Where H(P, Q) is the cross entropy between distributions P and Q, and H(P) is the entropy of distribution P.

This formula shows that KL divergence is the difference between the cross entropy of P and Q, and the entropy of P. In other words, KL divergence can be thought of as a correction term added to cross entropy to account for the fact that Q may not perfectly match P. When Q perfectly matches P, the cross entropy is equal to the entropy of P, and the KL divergence is zero. When Q is very different from P, the cross entropy will be much larger than the entropy of P, and the KL divergence will be positive and large.

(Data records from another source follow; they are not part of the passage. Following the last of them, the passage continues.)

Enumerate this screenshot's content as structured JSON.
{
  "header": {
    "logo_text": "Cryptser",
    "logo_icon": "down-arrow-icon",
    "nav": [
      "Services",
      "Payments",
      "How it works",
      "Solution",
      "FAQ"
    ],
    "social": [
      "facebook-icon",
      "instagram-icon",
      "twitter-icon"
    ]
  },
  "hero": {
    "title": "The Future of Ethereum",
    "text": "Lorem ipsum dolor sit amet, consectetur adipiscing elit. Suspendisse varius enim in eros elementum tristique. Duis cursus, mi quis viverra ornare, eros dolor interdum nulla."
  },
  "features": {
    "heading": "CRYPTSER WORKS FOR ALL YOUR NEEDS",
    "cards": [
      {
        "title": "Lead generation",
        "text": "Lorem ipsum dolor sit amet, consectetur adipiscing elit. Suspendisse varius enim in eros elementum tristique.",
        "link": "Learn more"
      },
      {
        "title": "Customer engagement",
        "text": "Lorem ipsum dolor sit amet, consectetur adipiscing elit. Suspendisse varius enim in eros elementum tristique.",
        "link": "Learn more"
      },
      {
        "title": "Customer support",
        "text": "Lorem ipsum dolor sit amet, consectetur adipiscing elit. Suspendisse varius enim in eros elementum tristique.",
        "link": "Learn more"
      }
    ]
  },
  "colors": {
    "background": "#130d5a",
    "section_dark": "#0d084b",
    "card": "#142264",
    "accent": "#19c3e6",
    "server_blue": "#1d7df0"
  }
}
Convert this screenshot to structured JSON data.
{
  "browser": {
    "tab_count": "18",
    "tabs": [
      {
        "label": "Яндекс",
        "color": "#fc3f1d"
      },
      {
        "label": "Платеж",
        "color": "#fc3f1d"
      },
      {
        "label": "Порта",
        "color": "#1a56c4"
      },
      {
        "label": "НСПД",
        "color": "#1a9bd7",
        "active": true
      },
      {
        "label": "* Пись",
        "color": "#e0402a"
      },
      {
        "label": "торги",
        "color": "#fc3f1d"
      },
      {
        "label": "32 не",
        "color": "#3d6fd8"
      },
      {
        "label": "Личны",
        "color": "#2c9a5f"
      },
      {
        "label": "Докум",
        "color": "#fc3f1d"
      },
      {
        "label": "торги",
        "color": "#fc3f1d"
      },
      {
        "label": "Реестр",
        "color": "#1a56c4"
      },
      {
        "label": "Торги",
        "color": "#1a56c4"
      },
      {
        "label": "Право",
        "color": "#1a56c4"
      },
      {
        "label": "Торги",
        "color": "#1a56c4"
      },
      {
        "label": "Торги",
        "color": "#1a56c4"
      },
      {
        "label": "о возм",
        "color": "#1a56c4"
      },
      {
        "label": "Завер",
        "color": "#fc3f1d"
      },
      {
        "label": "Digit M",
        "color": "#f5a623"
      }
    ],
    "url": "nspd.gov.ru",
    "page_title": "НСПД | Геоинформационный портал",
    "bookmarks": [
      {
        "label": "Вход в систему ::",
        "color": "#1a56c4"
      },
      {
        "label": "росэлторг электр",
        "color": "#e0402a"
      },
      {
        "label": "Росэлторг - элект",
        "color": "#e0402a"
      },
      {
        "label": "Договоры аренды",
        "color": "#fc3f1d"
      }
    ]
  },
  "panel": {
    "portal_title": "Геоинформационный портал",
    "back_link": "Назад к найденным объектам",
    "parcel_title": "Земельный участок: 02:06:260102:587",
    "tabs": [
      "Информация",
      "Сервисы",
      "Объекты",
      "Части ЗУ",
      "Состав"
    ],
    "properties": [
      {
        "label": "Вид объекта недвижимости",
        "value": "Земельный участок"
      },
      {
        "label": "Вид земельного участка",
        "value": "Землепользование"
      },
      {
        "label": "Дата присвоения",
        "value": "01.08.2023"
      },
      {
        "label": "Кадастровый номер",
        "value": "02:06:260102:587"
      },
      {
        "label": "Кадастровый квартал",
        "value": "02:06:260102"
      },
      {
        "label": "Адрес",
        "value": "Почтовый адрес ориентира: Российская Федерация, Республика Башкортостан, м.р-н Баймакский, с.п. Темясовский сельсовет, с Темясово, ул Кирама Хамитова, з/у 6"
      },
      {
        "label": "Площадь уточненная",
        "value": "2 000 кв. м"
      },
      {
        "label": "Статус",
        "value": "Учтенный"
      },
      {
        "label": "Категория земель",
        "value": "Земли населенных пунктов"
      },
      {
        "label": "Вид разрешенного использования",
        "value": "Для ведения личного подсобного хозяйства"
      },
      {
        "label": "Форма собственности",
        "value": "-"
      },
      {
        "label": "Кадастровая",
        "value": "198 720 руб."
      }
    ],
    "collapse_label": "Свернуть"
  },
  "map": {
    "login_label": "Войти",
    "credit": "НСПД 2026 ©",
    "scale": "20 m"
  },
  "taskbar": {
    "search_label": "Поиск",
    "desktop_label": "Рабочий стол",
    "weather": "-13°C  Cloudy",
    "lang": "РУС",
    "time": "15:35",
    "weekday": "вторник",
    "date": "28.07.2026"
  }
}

So, while both KL divergence and cross entropy measure the difference between probability distributions, they have different interpretations and applications, with KL divergence being used more generally and cross entropy being used in the specific context of classification.

What is Cross Entropy?

Cross entropy is a measure of how different two probability distributions are. In the context of machine learning and classification, it is often used to measure the difference between a true probability distribution and a predicted probability distribution.

Imagine that you have a set of data points that belong to one of several classes. The true probability distribution for these classes would give the probability of a data point belonging to each class. If you have a classifier that predicts the probability of a data point belonging to each class, this predicted probability distribution can be compared to the true probability distribution using cross entropy.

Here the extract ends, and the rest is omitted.